Click through to see more of the Titan from all angles and to see it’s features in action.

There’s the main camera unit ofthe HTC Titan in it’s 8-megapixel glory. We’re keen to see how this’ll hold up in the ‘taking shots in gloomy pubs’ stakes next to the Sony Ericsson Xperia Arc. You get an f/2.2 aperture, back-lit sensor and a dual LED flash here.

Round the front, there’s a 1.3-megapixel camera allowing for video calls. We reckon that you’ll probably use the Titan as a high-tech mirror more. Got to make sure that your hair isn’t a strand out of place for that big meeting. We were told by HTC that the Tango videocalling app would be available for WP7 devices around the time of the Titan’s launch.

Pretty thin round the sides right? Though the wide frame (131.5 x 70.7 x 9.9mm) means it’ll be a squeeze for some people’s pockets at least it’s not going to leads to any unsightly brick-like bulges.

And round on the other side, you’ve got a thin volume rocker sitting above a shutter key for the camera.

How the new Windows Phone 7’ed version of the HTC Watch app looks. We were unable to test out the video playing capabilities on the model we handled but we imagine that movies will look good; 16:10 aspect ratio will mean things’ll be letterboxed, but only ever so slightly.

The same Metro UI theme returns here.

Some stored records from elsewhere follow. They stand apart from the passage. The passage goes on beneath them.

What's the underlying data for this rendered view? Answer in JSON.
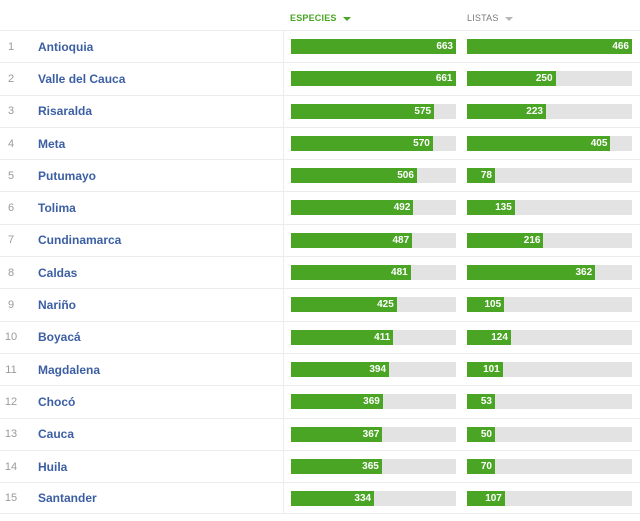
{
  "header": {
    "especies_label": "ESPECIES",
    "listas_label": "LISTAS"
  },
  "colors": {
    "accent": "#4aa524",
    "track": "#e3e3e3",
    "link": "#3c5fa3"
  },
  "scale": {
    "especies_max": 663,
    "listas_max": 466
  },
  "rows": [
    {
      "rank": "1",
      "name": "Antioquia",
      "especies": 663,
      "listas": 466
    },
    {
      "rank": "2",
      "name": "Valle del Cauca",
      "especies": 661,
      "listas": 250
    },
    {
      "rank": "3",
      "name": "Risaralda",
      "especies": 575,
      "listas": 223
    },
    {
      "rank": "4",
      "name": "Meta",
      "especies": 570,
      "listas": 405
    },
    {
      "rank": "5",
      "name": "Putumayo",
      "especies": 506,
      "listas": 78
    },
    {
      "rank": "6",
      "name": "Tolima",
      "especies": 492,
      "listas": 135
    },
    {
      "rank": "7",
      "name": "Cundinamarca",
      "especies": 487,
      "listas": 216
    },
    {
      "rank": "8",
      "name": "Caldas",
      "especies": 481,
      "listas": 362
    },
    {
      "rank": "9",
      "name": "Nariño",
      "especies": 425,
      "listas": 105
    },
    {
      "rank": "10",
      "name": "Boyacá",
      "especies": 411,
      "listas": 124
    },
    {
      "rank": "11",
      "name": "Magdalena",
      "especies": 394,
      "listas": 101
    },
    {
      "rank": "12",
      "name": "Chocó",
      "especies": 369,
      "listas": 53
    },
    {
      "rank": "13",
      "name": "Cauca",
      "especies": 367,
      "listas": 50
    },
    {
      "rank": "14",
      "name": "Huila",
      "especies": 365,
      "listas": 70
    },
    {
      "rank": "15",
      "name": "Santander",
      "especies": 334,
      "listas": 107
    }
  ]
}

You pin shortcuts to the main screen by long-pressing on an icon from the sub menu, creating shortcuts to the calculator, camera and… dock mode? Let’s have a little look at that.

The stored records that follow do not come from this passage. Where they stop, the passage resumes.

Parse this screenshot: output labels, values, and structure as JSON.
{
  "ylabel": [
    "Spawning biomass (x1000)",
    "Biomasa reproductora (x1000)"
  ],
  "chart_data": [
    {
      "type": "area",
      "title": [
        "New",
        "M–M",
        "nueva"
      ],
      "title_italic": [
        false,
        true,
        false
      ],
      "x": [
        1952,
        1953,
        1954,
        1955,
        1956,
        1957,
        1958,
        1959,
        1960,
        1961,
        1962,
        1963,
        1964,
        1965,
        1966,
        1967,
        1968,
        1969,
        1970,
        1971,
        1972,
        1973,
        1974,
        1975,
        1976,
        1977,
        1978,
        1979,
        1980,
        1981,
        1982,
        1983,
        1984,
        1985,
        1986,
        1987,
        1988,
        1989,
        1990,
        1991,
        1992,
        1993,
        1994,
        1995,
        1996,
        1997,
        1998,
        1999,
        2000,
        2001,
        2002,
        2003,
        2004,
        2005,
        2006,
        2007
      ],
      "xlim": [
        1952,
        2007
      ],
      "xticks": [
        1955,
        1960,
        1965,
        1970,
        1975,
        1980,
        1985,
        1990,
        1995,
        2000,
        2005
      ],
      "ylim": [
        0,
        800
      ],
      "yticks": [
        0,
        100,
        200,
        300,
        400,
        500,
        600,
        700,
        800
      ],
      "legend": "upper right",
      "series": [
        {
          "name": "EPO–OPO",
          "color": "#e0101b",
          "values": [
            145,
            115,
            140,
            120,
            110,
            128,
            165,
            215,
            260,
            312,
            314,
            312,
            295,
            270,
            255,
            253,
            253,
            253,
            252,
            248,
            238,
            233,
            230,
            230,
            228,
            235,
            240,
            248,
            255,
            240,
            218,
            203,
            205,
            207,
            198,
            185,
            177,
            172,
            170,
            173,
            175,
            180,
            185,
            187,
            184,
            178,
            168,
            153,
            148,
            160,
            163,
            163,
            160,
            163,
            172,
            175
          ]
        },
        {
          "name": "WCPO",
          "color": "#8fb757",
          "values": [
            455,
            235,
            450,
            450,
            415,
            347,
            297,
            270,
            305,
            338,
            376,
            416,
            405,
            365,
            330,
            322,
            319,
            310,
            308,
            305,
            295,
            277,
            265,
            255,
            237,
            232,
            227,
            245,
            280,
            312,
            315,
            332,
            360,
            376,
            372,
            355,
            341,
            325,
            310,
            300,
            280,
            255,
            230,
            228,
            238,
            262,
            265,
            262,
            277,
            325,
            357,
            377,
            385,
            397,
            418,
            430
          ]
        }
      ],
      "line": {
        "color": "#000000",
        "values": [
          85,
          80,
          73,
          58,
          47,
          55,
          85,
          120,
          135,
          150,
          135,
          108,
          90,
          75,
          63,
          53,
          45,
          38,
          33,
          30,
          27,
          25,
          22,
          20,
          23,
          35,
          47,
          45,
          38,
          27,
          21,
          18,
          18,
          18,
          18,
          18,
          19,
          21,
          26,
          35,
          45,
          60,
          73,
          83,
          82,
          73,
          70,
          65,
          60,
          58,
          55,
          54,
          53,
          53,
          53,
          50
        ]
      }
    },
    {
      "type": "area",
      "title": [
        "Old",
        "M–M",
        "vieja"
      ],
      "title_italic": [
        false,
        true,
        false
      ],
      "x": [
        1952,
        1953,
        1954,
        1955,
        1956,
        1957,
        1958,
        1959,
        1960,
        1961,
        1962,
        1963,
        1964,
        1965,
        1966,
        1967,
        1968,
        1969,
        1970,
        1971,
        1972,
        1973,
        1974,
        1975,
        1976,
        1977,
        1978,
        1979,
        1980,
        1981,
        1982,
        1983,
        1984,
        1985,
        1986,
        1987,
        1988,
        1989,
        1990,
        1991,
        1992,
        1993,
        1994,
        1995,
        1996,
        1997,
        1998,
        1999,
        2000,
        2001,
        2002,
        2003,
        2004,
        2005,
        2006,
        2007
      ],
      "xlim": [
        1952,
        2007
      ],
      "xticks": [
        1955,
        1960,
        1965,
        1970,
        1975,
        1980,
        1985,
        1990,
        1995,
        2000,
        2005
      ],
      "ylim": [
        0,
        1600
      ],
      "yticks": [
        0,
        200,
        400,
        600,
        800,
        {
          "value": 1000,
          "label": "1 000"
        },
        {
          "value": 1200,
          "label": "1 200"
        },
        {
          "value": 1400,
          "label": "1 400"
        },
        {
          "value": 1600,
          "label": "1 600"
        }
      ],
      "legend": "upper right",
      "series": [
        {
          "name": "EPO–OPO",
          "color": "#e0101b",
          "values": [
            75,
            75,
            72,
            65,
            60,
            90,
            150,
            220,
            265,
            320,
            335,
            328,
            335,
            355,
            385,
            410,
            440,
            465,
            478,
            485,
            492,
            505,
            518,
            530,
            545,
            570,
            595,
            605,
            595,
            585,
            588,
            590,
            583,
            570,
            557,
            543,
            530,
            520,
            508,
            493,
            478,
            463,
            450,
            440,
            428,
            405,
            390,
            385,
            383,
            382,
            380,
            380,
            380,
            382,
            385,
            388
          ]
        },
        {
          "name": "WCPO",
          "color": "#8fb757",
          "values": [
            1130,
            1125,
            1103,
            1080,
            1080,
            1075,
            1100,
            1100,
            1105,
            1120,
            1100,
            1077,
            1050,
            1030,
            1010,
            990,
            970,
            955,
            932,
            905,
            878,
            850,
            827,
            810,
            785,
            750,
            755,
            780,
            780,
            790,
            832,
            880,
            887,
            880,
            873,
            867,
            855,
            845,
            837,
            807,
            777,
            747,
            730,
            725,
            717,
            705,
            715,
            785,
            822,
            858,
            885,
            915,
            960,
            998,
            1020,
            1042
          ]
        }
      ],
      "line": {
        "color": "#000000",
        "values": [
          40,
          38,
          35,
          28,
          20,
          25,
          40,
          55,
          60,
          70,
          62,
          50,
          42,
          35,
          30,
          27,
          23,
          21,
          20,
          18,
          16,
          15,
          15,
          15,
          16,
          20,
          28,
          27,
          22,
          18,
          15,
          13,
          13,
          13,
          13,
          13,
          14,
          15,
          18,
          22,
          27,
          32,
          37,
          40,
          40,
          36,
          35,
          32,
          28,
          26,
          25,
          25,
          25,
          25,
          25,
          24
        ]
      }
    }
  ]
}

An in progress shot of how the new dock mode will look. When you connect your Titan to one of the forthcoming docks, this screen will load up, giving you quick access to entertainment functions like the music player, HTC Watch, photos and, naturally the alarm clock.

The HTC Titan’s main camera. You get a long list of fun effects as well as options of white balance and ISO. Burst shots is fairly explanatory; you can take up to five shots in one go. Curiosity got the better of us; we went straight for the panorama shot.

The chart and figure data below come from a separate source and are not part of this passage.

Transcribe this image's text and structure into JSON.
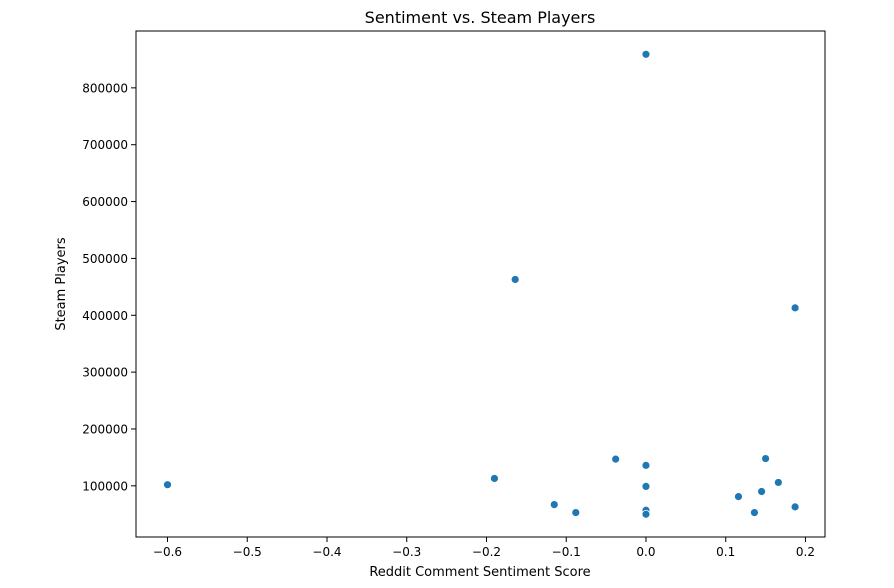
{
  "chart_data": {
    "type": "scatter",
    "title": "Sentiment vs. Steam Players",
    "xlabel": "Reddit Comment Sentiment Score",
    "ylabel": "Steam Players",
    "xlim": [
      -0.6395,
      0.2245
    ],
    "ylim": [
      10000,
      900000
    ],
    "xticks": [
      -0.6,
      -0.5,
      -0.4,
      -0.3,
      -0.2,
      -0.1,
      0.0,
      0.1,
      0.2
    ],
    "xtick_labels": [
      "−0.6",
      "−0.5",
      "−0.4",
      "−0.3",
      "−0.2",
      "−0.1",
      "0.0",
      "0.1",
      "0.2"
    ],
    "yticks": [
      100000,
      200000,
      300000,
      400000,
      500000,
      600000,
      700000,
      800000
    ],
    "ytick_labels": [
      "100000",
      "200000",
      "300000",
      "400000",
      "500000",
      "600000",
      "700000",
      "800000"
    ],
    "grid": false,
    "marker_color": "#1f77b4",
    "points": [
      {
        "x": -0.6,
        "y": 102000
      },
      {
        "x": -0.19,
        "y": 113000
      },
      {
        "x": -0.164,
        "y": 463000
      },
      {
        "x": -0.115,
        "y": 67000
      },
      {
        "x": -0.088,
        "y": 53000
      },
      {
        "x": -0.038,
        "y": 147000
      },
      {
        "x": 0.0,
        "y": 859000
      },
      {
        "x": 0.0,
        "y": 136000
      },
      {
        "x": 0.0,
        "y": 99000
      },
      {
        "x": 0.0,
        "y": 57000
      },
      {
        "x": 0.0,
        "y": 50000
      },
      {
        "x": 0.116,
        "y": 81000
      },
      {
        "x": 0.136,
        "y": 53000
      },
      {
        "x": 0.145,
        "y": 90000
      },
      {
        "x": 0.15,
        "y": 148000
      },
      {
        "x": 0.166,
        "y": 106000
      },
      {
        "x": 0.187,
        "y": 413000
      },
      {
        "x": 0.187,
        "y": 63000
      }
    ]
  }
}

When you take your first pic in panorama mode, the Titan pops up a spirit level-style alignment tool on the screen. It won’t take the next picture until it’s happy that you’re on the same level, stopping you from stitching together wonky panoramas.

See? When the circle in the middle turns green is when you know you’re good to go. The camera will do its thing automatically.

Obligatory battery cover off shot. The cover here is the same kind of deal as the HTC Sensation and HTC Evo 3D, a one-piece cover the slides off with a little effort and clips snugly back into place.

We were amazed at the size of the Titan’s battery; we were expecting it to be bigger. This is the standard size for HTC’s batteries though, so we guess we shouldn’t have been took shocked. You’ll need to dig it out to pop your SIM in, obviously, and as this is Windows Phone 7, there’s no microSD slot.